The NHS is the envy of the world.

Do you envy this man? Not the actors in the black and white still at the top; the man pictured further down.
The hospital sent him home. They sent him home on a Friday evening. Home in a worse state that he went in. They sent him home to his eighty year old wife with one of the worst pressure sores I have seen in years. He has now developed intractable diarrhoea, and it coats the pressure sore. He needs round the clock intensive nursing therapy, including being turned regularly. We cannot do this at home. They cannot do it in hospital it seems either. The nurses are too busy eating pizza or pretending to be doctors.

I have no alternative but to send him back in. He bursts into tears. I am getting very stressed about all this. I cannot do my job. I advise the family to see a lawyer and I take a copy of the photo.


(I found the link to NHS Blog Doctor via Tim Worstall. As he says, "You want to go and read this. Yes, you’ll really want to read this on our Glorious NHS," although the sense of the word "want" he uses is specialised.)

I once said I'd post this article by the Health Editor of the Observer, a man who was once a committed supporter of the NHS, every few months until the NHS went away. I've let that resolution slip in the last year or two. Wrongly.

Too long have I written about the tragedies and cruelty of the National Health Service; too long have we as a country accepted it. The Government can fiddle with it as long as it likes, but the very structure of the NHS ensures it will never be world class. The noble ideology of communism had to be ditched because it didn't work. So the noble ideology behind the NHS should be ditched because it costs lives. We should ditch the ideology and ditch the NHS.
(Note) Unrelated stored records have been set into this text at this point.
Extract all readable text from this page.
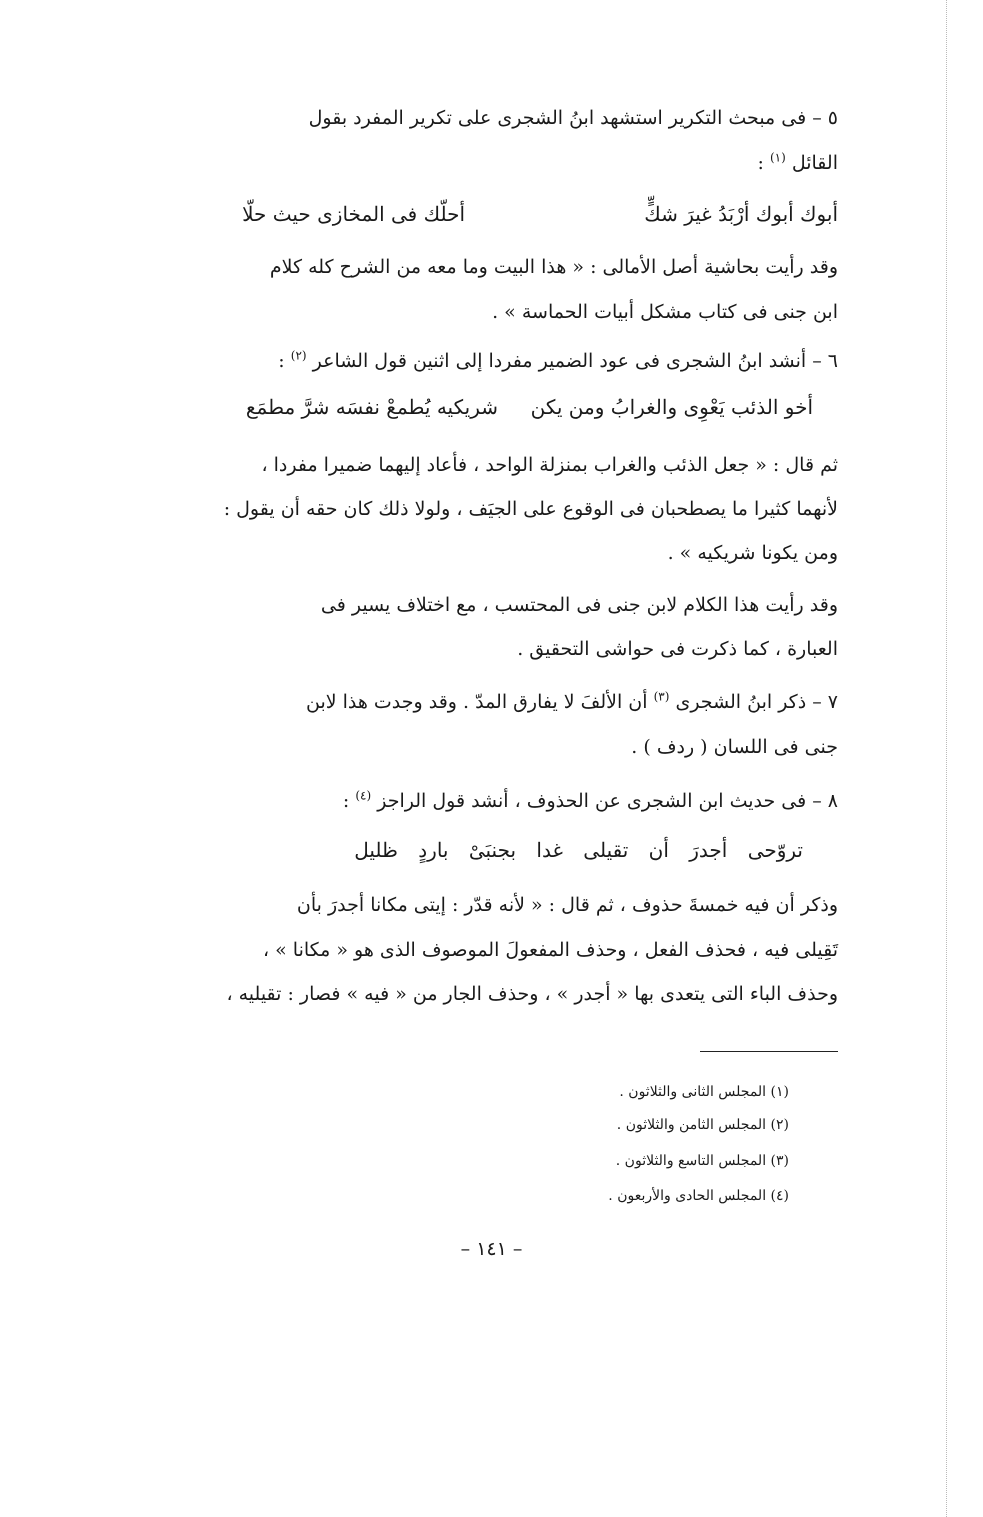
٥ – فى مبحث التكرير استشهد ابنُ الشجرى على تكرير المفرد بقول
القائل $^{(١)}$ :
أبوك أبوك أرْبَدُ غيرَ شكٍّ
أحلّك فى المخازى حيث حلّا
وقد رأيت بحاشية أصل الأمالى : « هذا البيت وما معه من الشرح كله كلام
ابن جنى فى كتاب مشكل أبيات الحماسة » .
٦ – أنشد ابنُ الشجرى فى عود الضمير مفردا إلى اثنين قول الشاعر $^{(٢)}$ :
أخو الذئب يَعْوِى والغرابُ ومن يكن
شريكيه يُطمعْ نفسَه شرَّ مطمَع
ثم قال : « جعل الذئب والغراب بمنزلة الواحد ، فأعاد إليهما ضميرا مفردا ،
لأنهما كثيرا ما يصطحبان فى الوقوع على الجيَف ، ولولا ذلك كان حقه أن يقول :
ومن يكونا شريكيه » .
وقد رأيت هذا الكلام لابن جنى فى المحتسب ، مع اختلاف يسير فى
العبارة ، كما ذكرت فى حواشى التحقيق .
٧ – ذكر ابنُ الشجرى $^{(٣)}$ أن الألفَ لا يفارق المدّ . وقد وجدت هذا لابن
جنى فى اللسان ( ردف ) .
٨ – فى حديث ابن الشجرى عن الحذوف ، أنشد قول الراجز $^{(٤)}$ :
تروّحى أجدرَ أن تقيلى غدا بجنبَىْ باردٍ ظليل
وذكر أن فيه خمسةَ حذوف ، ثم قال : « لأنه قدّر : إيتى مكانا أجدرَ بأن
تَقِيلى فيه ، فحذف الفعل ، وحذف المفعولَ الموصوف الذى هو « مكانا » ،
وحذف الباء التى يتعدى بها « أجدر » ، وحذف الجار من « فيه » فصار : تقيليه ،
(١) المجلس الثانى والثلاثون .
(٢) المجلس الثامن والثلاثون .
(٣) المجلس التاسع والثلاثون .
(٤) المجلس الحادى والأربعون .
– ١٤١ –
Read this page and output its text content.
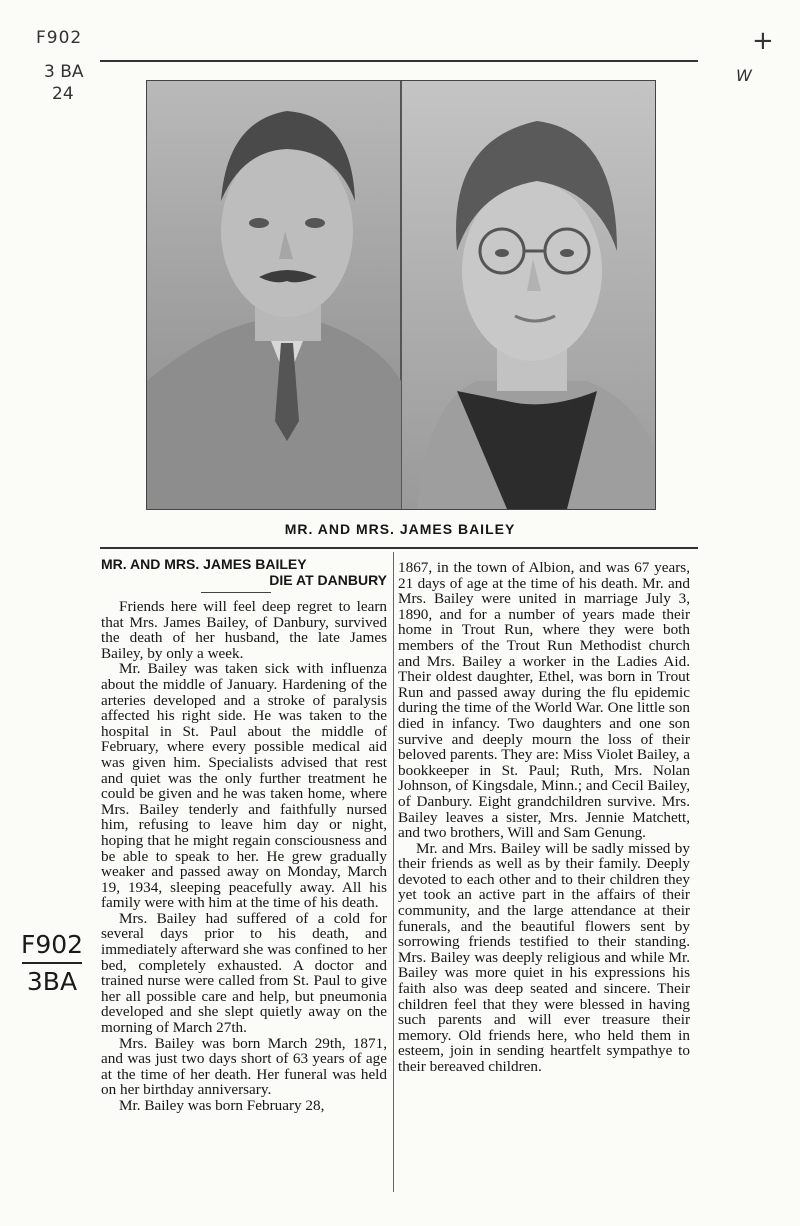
F902
3 BA
24
+
W
F902
3BA
MR. AND MRS. JAMES BAILEY
MR. AND MRS. JAMES BAILEY
DIE AT DANBURY

Friends here will feel deep regret to learn that Mrs. James Bailey, of Danbury, survived the death of her husband, the late James Bailey, by only a week.

Mr. Bailey was taken sick with influenza about the middle of January. Hardening of the arteries developed and a stroke of paralysis affected his right side. He was taken to the hospital in St. Paul about the middle of February, where every possible medical aid was given him. Specialists advised that rest and quiet was the only further treatment he could be given and he was taken home, where Mrs. Bailey tenderly and faithfully nursed him, refusing to leave him day or night, hoping that he might regain consciousness and be able to speak to her. He grew gradually weaker and passed away on Monday, March 19, 1934, sleeping peacefully away. All his family were with him at the time of his death.

Mrs. Bailey had suffered of a cold for several days prior to his death, and immediately afterward she was confined to her bed, completely exhausted. A doctor and trained nurse were called from St. Paul to give her all possible care and help, but pneumonia developed and she slept quietly away on the morning of March 27th.

Mrs. Bailey was born March 29th, 1871, and was just two days short of 63 years of age at the time of her death. Her funeral was held on her birthday anniversary.

Mr. Bailey was born February 28,

1867, in the town of Albion, and was 67 years, 21 days of age at the time of his death. Mr. and Mrs. Bailey were united in marriage July 3, 1890, and for a number of years made their home in Trout Run, where they were both members of the Trout Run Methodist church and Mrs. Bailey a worker in the Ladies Aid. Their oldest daughter, Ethel, was born in Trout Run and passed away during the flu epidemic during the time of the World War. One little son died in infancy. Two daughters and one son survive and deeply mourn the loss of their beloved parents. They are: Miss Violet Bailey, a bookkeeper in St. Paul; Ruth, Mrs. Nolan Johnson, of Kingsdale, Minn.; and Cecil Bailey, of Danbury. Eight grandchildren survive. Mrs. Bailey leaves a sister, Mrs. Jennie Matchett, and two brothers, Will and Sam Genung.

Mr. and Mrs. Bailey will be sadly missed by their friends as well as by their family. Deeply devoted to each other and to their children they yet took an active part in the affairs of their community, and the large attendance at their funerals, and the beautiful flowers sent by sorrowing friends testified to their standing. Mrs. Bailey was deeply religious and while Mr. Bailey was more quiet in his expressions his faith also was deep seated and sincere. Their children feel that they were blessed in having such parents and will ever treasure their memory. Old friends here, who held them in esteem, join in sending heartfelt sympathye to their bereaved children.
Posted by Natalie at 11:20 AM

I've put the What Killed Slavery discussion here to bed

, wished it night-night and turned off the light. Yes, even despite some eloquent letters from regular correspondents. I felt it was time for one of those editorial decisions - I'm played out on that subject.
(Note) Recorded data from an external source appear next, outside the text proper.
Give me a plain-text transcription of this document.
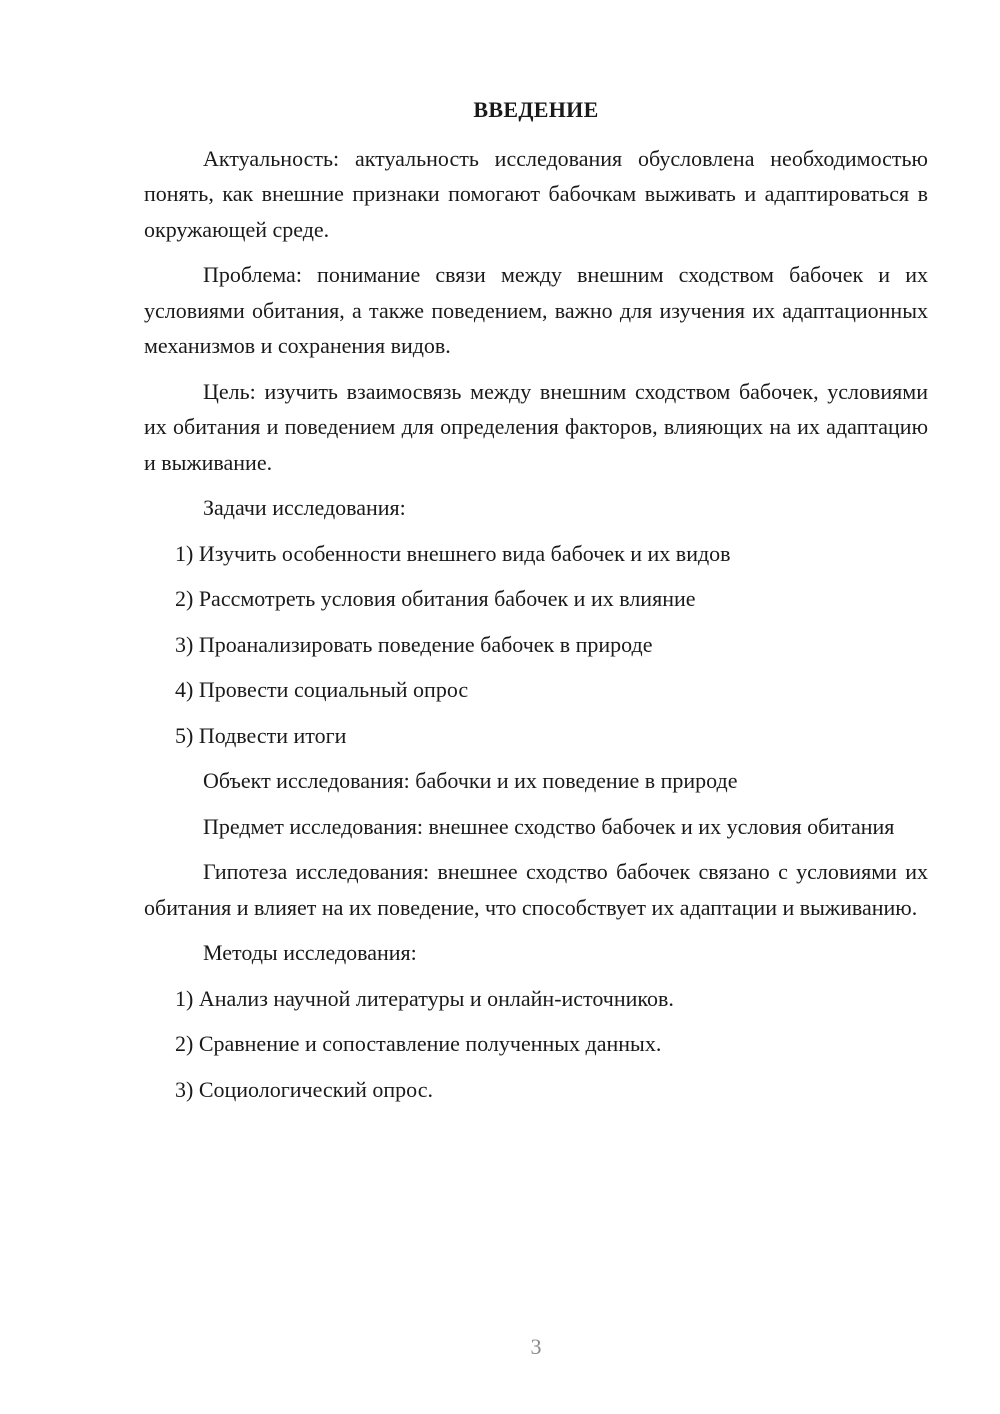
ВВЕДЕНИЕ
Актуальность: актуальность исследования обусловлена необходимостью понять, как внешние признаки помогают бабочкам выживать и адаптироваться в окружающей среде.
Проблема: понимание связи между внешним сходством бабочек и их условиями обитания, а также поведением, важно для изучения их адаптационных механизмов и сохранения видов.
Цель: изучить взаимосвязь между внешним сходством бабочек, условиями их обитания и поведением для определения факторов, влияющих на их адаптацию и выживание.
Задачи исследования:
1) Изучить особенности внешнего вида бабочек и их видов
2) Рассмотреть условия обитания бабочек и их влияние
3) Проанализировать поведение бабочек в природе
4) Провести социальный опрос
5) Подвести итоги
Объект исследования: бабочки и их поведение в природе
Предмет исследования: внешнее сходство бабочек и их условия обитания
Гипотеза исследования: внешнее сходство бабочек связано с условиями их обитания и влияет на их поведение, что способствует их адаптации и выживанию.
Методы исследования:
1) Анализ научной литературы и онлайн-источников.
2) Сравнение и сопоставление полученных данных.
3) Социологический опрос.
3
(I will just observe that the estate of the late Barbara Tuchman must be doing well: absolutely everyone seems to have read A Distant Mirror.)
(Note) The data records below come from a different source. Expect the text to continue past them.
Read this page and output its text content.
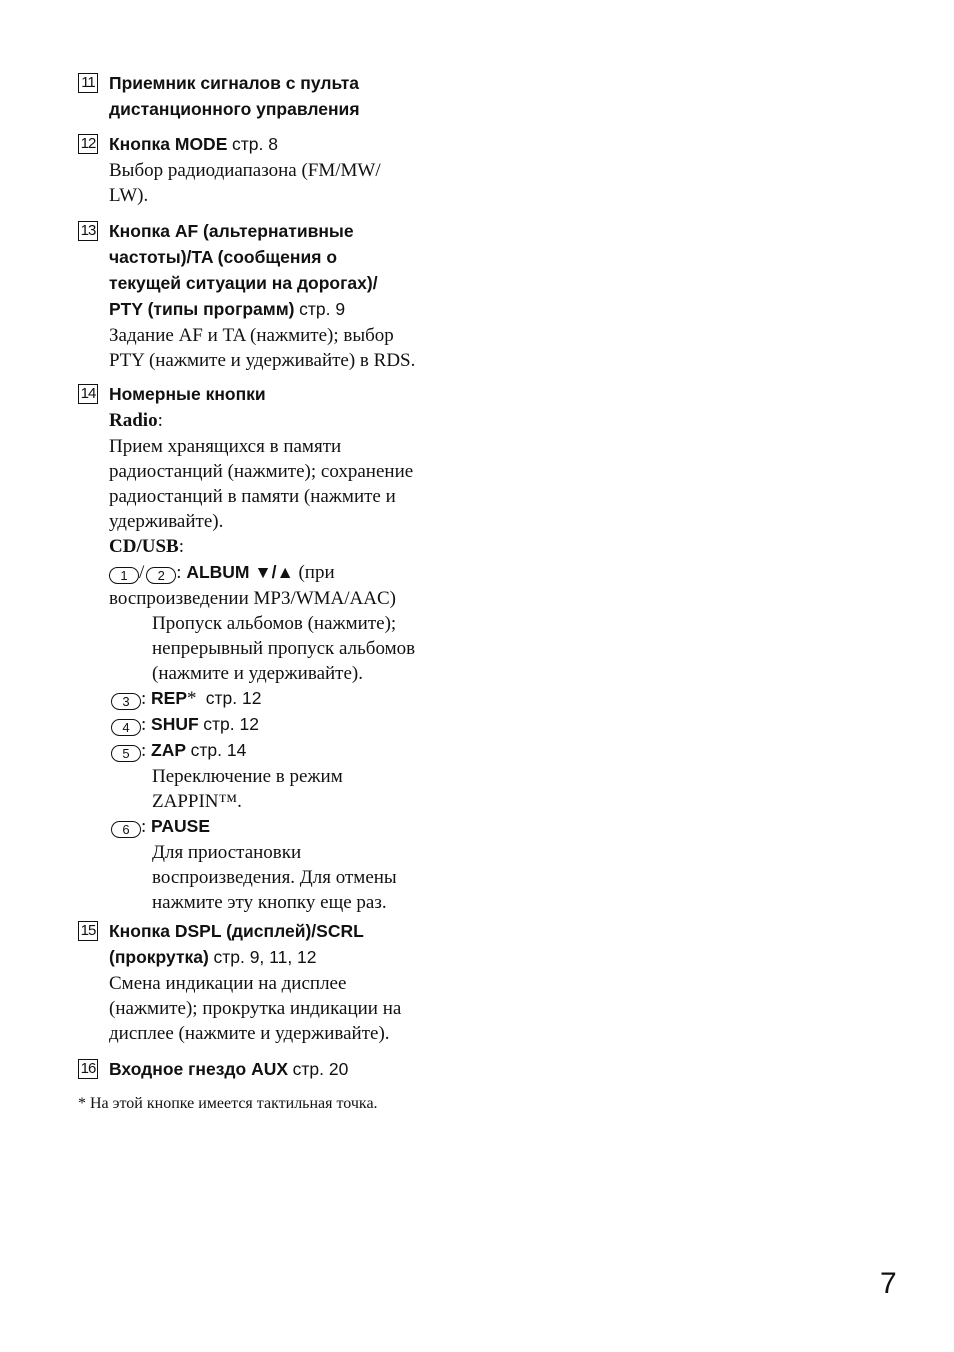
11 Приемник сигналов с пульта
дистанционного управления
12 Кнопка MODE стр. 8
Выбор радиодиапазона (FM/MW/
LW).
13 Кнопка AF (альтернативные
частоты)/TA (сообщения о
текущей ситуации на дорогах)/
PTY (типы программ) стр. 9
Задание AF и TA (нажмите); выбор
PTY (нажмите и удерживайте) в RDS.
14 Номерные кнопки
Radio:
Прием хранящихся в памяти
радиостанций (нажмите); сохранение
радиостанций в памяти (нажмите и
удерживайте).
CD/USB:
1 / 2 : ALBUM ▼/▲ (при
воспроизведении MP3/WMA/AAC)
Пропуск альбомов (нажмите);
непрерывный пропуск альбомов
(нажмите и удерживайте).
3 : REP* стр. 12
4 : SHUF стр. 12
5 : ZAP стр. 14
Переключение в режим
ZAPPIN™.
6 : PAUSE
Для приостановки
воспроизведения. Для отмены
нажмите эту кнопку еще раз.
15 Кнопка DSPL (дисплей)/SCRL
(прокрутка) стр. 9, 11, 12
Смена индикации на дисплее
(нажмите); прокрутка индикации на
дисплее (нажмите и удерживайте).
16 Входное гнездо AUX стр. 20
* На этой кнопке имеется тактильная точка.
7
However, if any participants in the debate on this blog still want to read or comment about a closely related matter, why not go over to this post by Ginny at Chicago Boyz? Jim Miller already has.


Posted by Natalie at 10:28 AM

This is where being a science fiction fan gets you.

The recent lethal outburst of gang warfare in Salford is no laughing matter, as I should be the first to say having posted thus the other day.

But I have to admit that for a moment the mental picture created by one particular word in this Times account of the Salford violence had me gasping in something close to delighted wonder.

The two men, wearing beanie hats, walked into the pub and then pulled the woollen rims over their faces to reveal home-made balaclavas. Some drinkers dived for cover beneath pool tables as the pair produced automatic weapons and fired at least four shots.
I'd misunderstood, of course. My years of going to SF conventions where funny costumes are commonplace had put it into my head that the phrase "beanie hat" usually implied a propeller on top.

Posted by Natalie at 10:11 AM

March 13, 2006

A deep well of strange delights.

Via the estimable Odious and Peculiar, I have discovered Laputan Logic.

This post is about the kakure kirishitan, the "hidden Christians" of Japan. They remained faithful through centuries of persecution... but the faith they kept changed.

...for example, of the young Holy One debating with Buddhist priests, as 12-year-old Jesus was said to have done with the Jewish elders. Two men, Ponsha and Piroto (ie, Pontius Pilate), are told to kill all children of five and under, an echo of Herod's order. Mary gives birth in a stable, but the innkeeper who had spurned her then takes her in: in a wonderfully Japanese touch, he offers her a hot bath.